13 Dari dermaga peti kemas diangkut ke lapangan penumpukan, gudang, atau langsung dikirim kepada alamat pemiliknya. Ketika peti kemas meninggalkan pelabuhan harus melalui jembatan timbang dahulu untuk melakukan pengecekan. Sedangkan penanganan muatan dimulai dari peti kemas masuk ke kawasan pelabuhan melalui gate. Kemudian peti kemas masuk kawasan pelabuhan melewati jembatan timbang untuk melakukan pengkontrolan terhadap kondisi peti kemas. Selanjutnya dapat menuju ke gudang atau langsung menuju lapangan penumpukan sesuai dengan jenis pengiriman peti kemas yang dipakai. Peti kemas dikelompokkan sesuai perusahaan dan sesuai jadwal keberangkatan muatan. Dari lapangan penumpukan dan gudang jika sudah waktunya naik ke atas kapal, maka peti kemas diangkut ke dermaga. Di dermaga peti kemas dinaikkan keatas kapal. Urutan penanganannpeti kemas yang lebih jelas dapat dilihat pada Gambar 4.1. Dalam penentuan fasilitas pelabuhan langkah pertama yang dilakukan adalah penentuan sistem opersional yang dipakai. Sistem operasional sangat memepengaruhi jenis peralatan, penataan layout pelabuhan, dan biaya operasional pelabuhan. Jenis sistem operasional dan analisa kelebihan dan kekurangannya terdapat pada Tabel 4.5.

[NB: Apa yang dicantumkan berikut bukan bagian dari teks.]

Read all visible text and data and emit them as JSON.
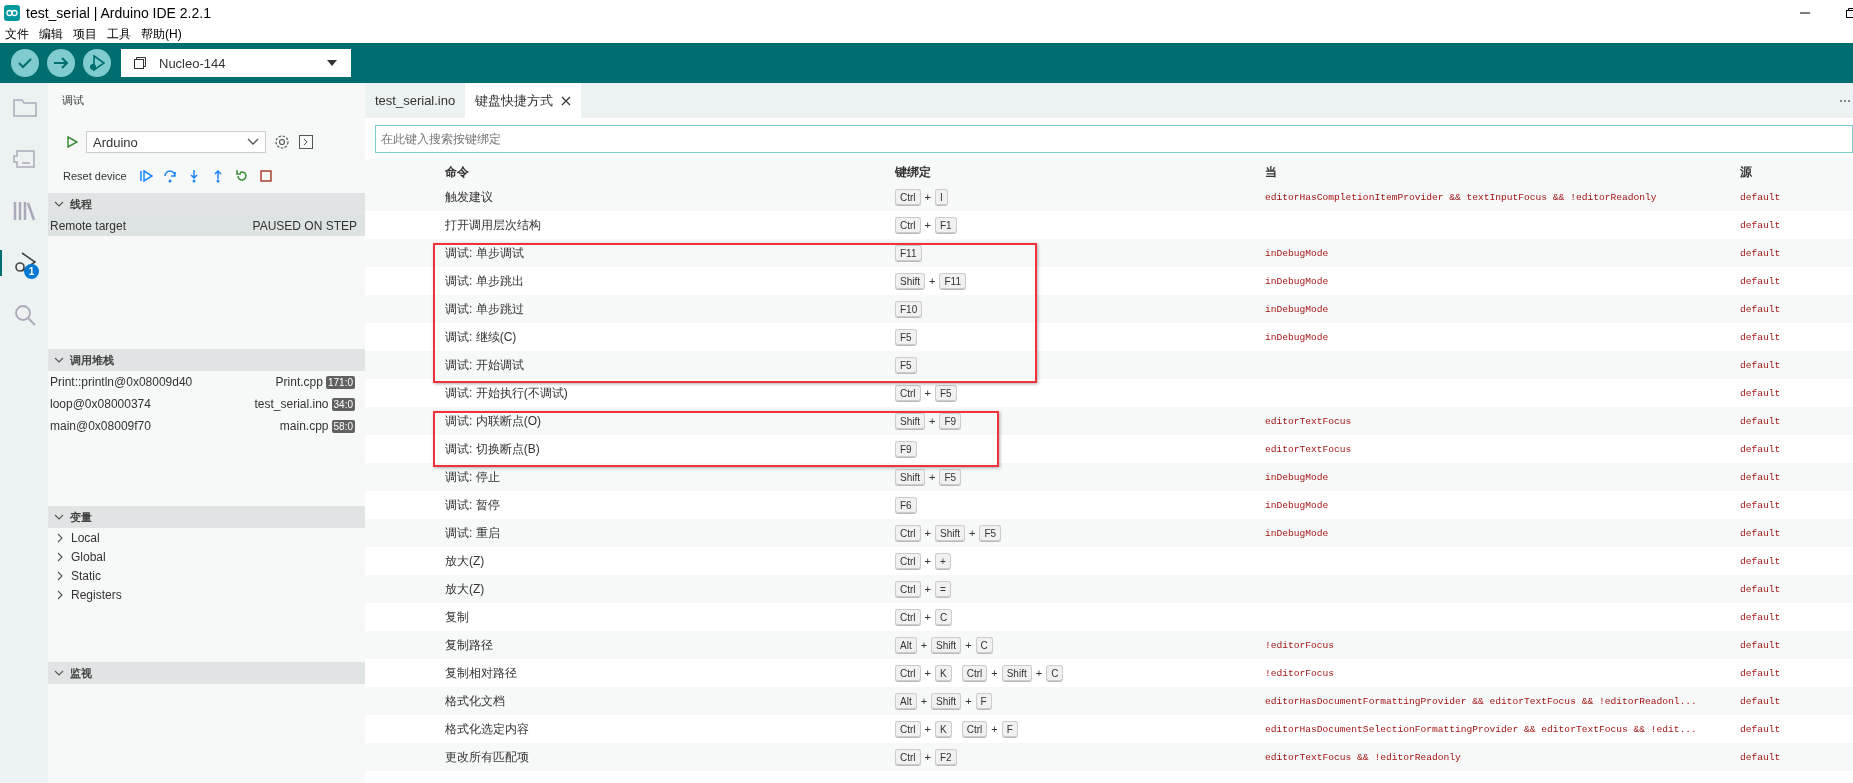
{
  "window": {
    "title": "test_serial | Arduino IDE 2.2.1"
  },
  "menu": [
    "文件",
    "编辑",
    "项目",
    "工具",
    "帮助(H)"
  ],
  "toolbar": {
    "actions": [
      {
        "kind": "verify"
      },
      {
        "kind": "upload"
      },
      {
        "kind": "debug"
      }
    ],
    "board": "Nucleo-144"
  },
  "activity_bar": [
    {
      "kind": "folder",
      "selected": false
    },
    {
      "kind": "board",
      "selected": false
    },
    {
      "kind": "library",
      "selected": false
    },
    {
      "kind": "debug",
      "selected": true,
      "badge": "1"
    },
    {
      "kind": "search",
      "selected": false
    }
  ],
  "side_panel": {
    "title": "调试",
    "configuration": "Arduino",
    "reset_label": "Reset device",
    "debug_actions": [
      {
        "kind": "continue"
      },
      {
        "kind": "step-over"
      },
      {
        "kind": "step-into"
      },
      {
        "kind": "step-out"
      },
      {
        "kind": "restart"
      },
      {
        "kind": "stop"
      }
    ],
    "sections": [
      {
        "kind": "threads",
        "title": "线程",
        "expanded": true,
        "threads": [
          {
            "name": "Remote target",
            "status": "PAUSED ON STEP",
            "selected": true
          }
        ]
      },
      {
        "kind": "call_stack",
        "title": "调用堆栈",
        "expanded": true,
        "frames": [
          {
            "name": "Print::println@0x08009d40",
            "file": "Print.cpp",
            "position": "171:0"
          },
          {
            "name": "loop@0x08000374",
            "file": "test_serial.ino",
            "position": "34:0"
          },
          {
            "name": "main@0x08009f70",
            "file": "main.cpp",
            "position": "58:0"
          }
        ]
      },
      {
        "kind": "variables",
        "title": "变量",
        "expanded": true,
        "items": [
          {
            "label": "Local",
            "expanded": false
          },
          {
            "label": "Global",
            "expanded": false
          },
          {
            "label": "Static",
            "expanded": false
          },
          {
            "label": "Registers",
            "expanded": false
          }
        ]
      },
      {
        "kind": "watch",
        "title": "监视",
        "expanded": true
      }
    ]
  },
  "tabs": [
    {
      "label": "test_serial.ino",
      "selected": false,
      "closable": false
    },
    {
      "label": "键盘快捷方式",
      "selected": true,
      "closable": true
    }
  ],
  "search": {
    "placeholder": "在此键入搜索按键绑定"
  },
  "table": {
    "columns": [
      "命令",
      "键绑定",
      "当",
      "源"
    ],
    "key_separator": "+",
    "rows": [
      {
        "command": "触发建议",
        "keys": [
          [
            "Ctrl",
            "I"
          ]
        ],
        "when": "editorHasCompletionItemProvider && textInputFocus && !editorReadonly",
        "source": "default",
        "marked": false
      },
      {
        "command": "打开调用层次结构",
        "keys": [
          [
            "Ctrl",
            "F1"
          ]
        ],
        "source": "default",
        "marked": false
      },
      {
        "command": "调试: 单步调试",
        "keys": [
          [
            "F11"
          ]
        ],
        "when": "inDebugMode",
        "source": "default",
        "marked": true
      },
      {
        "command": "调试: 单步跳出",
        "keys": [
          [
            "Shift",
            "F11"
          ]
        ],
        "when": "inDebugMode",
        "source": "default",
        "marked": true
      },
      {
        "command": "调试: 单步跳过",
        "keys": [
          [
            "F10"
          ]
        ],
        "when": "inDebugMode",
        "source": "default",
        "marked": true
      },
      {
        "command": "调试: 继续(C)",
        "keys": [
          [
            "F5"
          ]
        ],
        "when": "inDebugMode",
        "source": "default",
        "marked": true
      },
      {
        "command": "调试: 开始调试",
        "keys": [
          [
            "F5"
          ]
        ],
        "source": "default",
        "marked": true
      },
      {
        "command": "调试: 开始执行(不调试)",
        "keys": [
          [
            "Ctrl",
            "F5"
          ]
        ],
        "source": "default",
        "marked": false
      },
      {
        "command": "调试: 内联断点(O)",
        "keys": [
          [
            "Shift",
            "F9"
          ]
        ],
        "when": "editorTextFocus",
        "source": "default",
        "marked": true
      },
      {
        "command": "调试: 切换断点(B)",
        "keys": [
          [
            "F9"
          ]
        ],
        "when": "editorTextFocus",
        "source": "default",
        "marked": true
      },
      {
        "command": "调试: 停止",
        "keys": [
          [
            "Shift",
            "F5"
          ]
        ],
        "when": "inDebugMode",
        "source": "default",
        "marked": false
      },
      {
        "command": "调试: 暂停",
        "keys": [
          [
            "F6"
          ]
        ],
        "when": "inDebugMode",
        "source": "default",
        "marked": false
      },
      {
        "command": "调试: 重启",
        "keys": [
          [
            "Ctrl",
            "Shift",
            "F5"
          ]
        ],
        "when": "inDebugMode",
        "source": "default",
        "marked": false
      },
      {
        "command": "放大(Z)",
        "keys": [
          [
            "Ctrl",
            "+"
          ]
        ],
        "source": "default",
        "marked": false
      },
      {
        "command": "放大(Z)",
        "keys": [
          [
            "Ctrl",
            "="
          ]
        ],
        "source": "default",
        "marked": false
      },
      {
        "command": "复制",
        "keys": [
          [
            "Ctrl",
            "C"
          ]
        ],
        "source": "default",
        "marked": false
      },
      {
        "command": "复制路径",
        "keys": [
          [
            "Alt",
            "Shift",
            "C"
          ]
        ],
        "when": "!editorFocus",
        "source": "default",
        "marked": false
      },
      {
        "command": "复制相对路径",
        "keys": [
          [
            "Ctrl",
            "K"
          ],
          [
            "Ctrl",
            "Shift",
            "C"
          ]
        ],
        "when": "!editorFocus",
        "source": "default",
        "marked": false
      },
      {
        "command": "格式化文档",
        "keys": [
          [
            "Alt",
            "Shift",
            "F"
          ]
        ],
        "when": "editorHasDocumentFormattingProvider && editorTextFocus && !editorReadonl...",
        "source": "default",
        "marked": false
      },
      {
        "command": "格式化选定内容",
        "keys": [
          [
            "Ctrl",
            "K"
          ],
          [
            "Ctrl",
            "F"
          ]
        ],
        "when": "editorHasDocumentSelectionFormattingProvider && editorTextFocus && !edit...",
        "source": "default",
        "marked": false
      },
      {
        "command": "更改所有匹配项",
        "keys": [
          [
            "Ctrl",
            "F2"
          ]
        ],
        "when": "editorTextFocus && !editorReadonly",
        "source": "default",
        "marked": false
      }
    ]
  }
}
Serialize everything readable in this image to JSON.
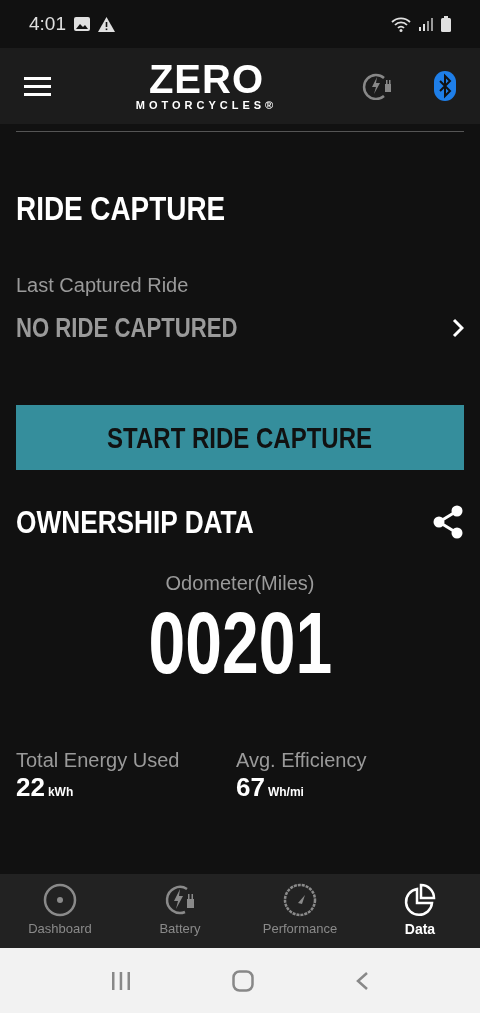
{
  "status_bar": {
    "time": "4:01"
  },
  "header": {
    "logo_main": "ZERO",
    "logo_sub": "MOTORCYCLES®"
  },
  "ride_capture": {
    "title": "RIDE CAPTURE",
    "last_label": "Last Captured Ride",
    "last_value": "NO RIDE CAPTURED",
    "button": "START RIDE CAPTURE"
  },
  "ownership": {
    "title": "OWNERSHIP DATA",
    "odometer_label": "Odometer(Miles)",
    "odometer": "00201",
    "stats": [
      {
        "label": "Total Energy Used",
        "value": "22",
        "unit": "kWh"
      },
      {
        "label": "Avg. Efficiency",
        "value": "67",
        "unit": "Wh/mi"
      }
    ]
  },
  "tabs": [
    {
      "kind": "dashboard",
      "label": "Dashboard",
      "selected": false
    },
    {
      "kind": "battery",
      "label": "Battery",
      "selected": false
    },
    {
      "kind": "performance",
      "label": "Performance",
      "selected": false
    },
    {
      "kind": "data",
      "label": "Data",
      "selected": true
    }
  ]
}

14 Dari prediksi muatan diketahui bahwa volume bongkar muat yang ada di terminal peti kemas ini cukup ramai. Sehingga membutuhkan alat yang berkapasitas besar dan mampu menumpuk peti kemas lebih banyak. Karena padatnya kegiatan di dalam terminal ini maka dibutuhkan alat yang mudah dan aman dalam pengoperasiannya. Dari analisa diatas didapatkan bahwa penanganan peti kemas di pelabuhan ini cocok menggunakan sistem campuran dengan kombinasi jenis peralatan sebagai berikut : 1. Pemakaian portainer di dermaga 2. Pemakai truk untuk menghubungkan dermaga dengan lapangan penumpukan 3. Pemakaian Rubber Tire Gantry Crane (RTGC) di lapangan penumpukan E. Kebutuhan Fasilitas Perencanaan fasilitas berdasarkan prosedur penanganan kapal dan muatan yang telah dijelaskan pada sub bab sebelumnya. Fasilitas pelabuhan peti kemas meliputi fasilitas laut dan fasilitas darat baik berupa bangunan maupun peralatan. Terdapat dua jenis fasilitas yang ada di pelabuhan peti kemas yaitu fasilitas laut dan fasilitas darat.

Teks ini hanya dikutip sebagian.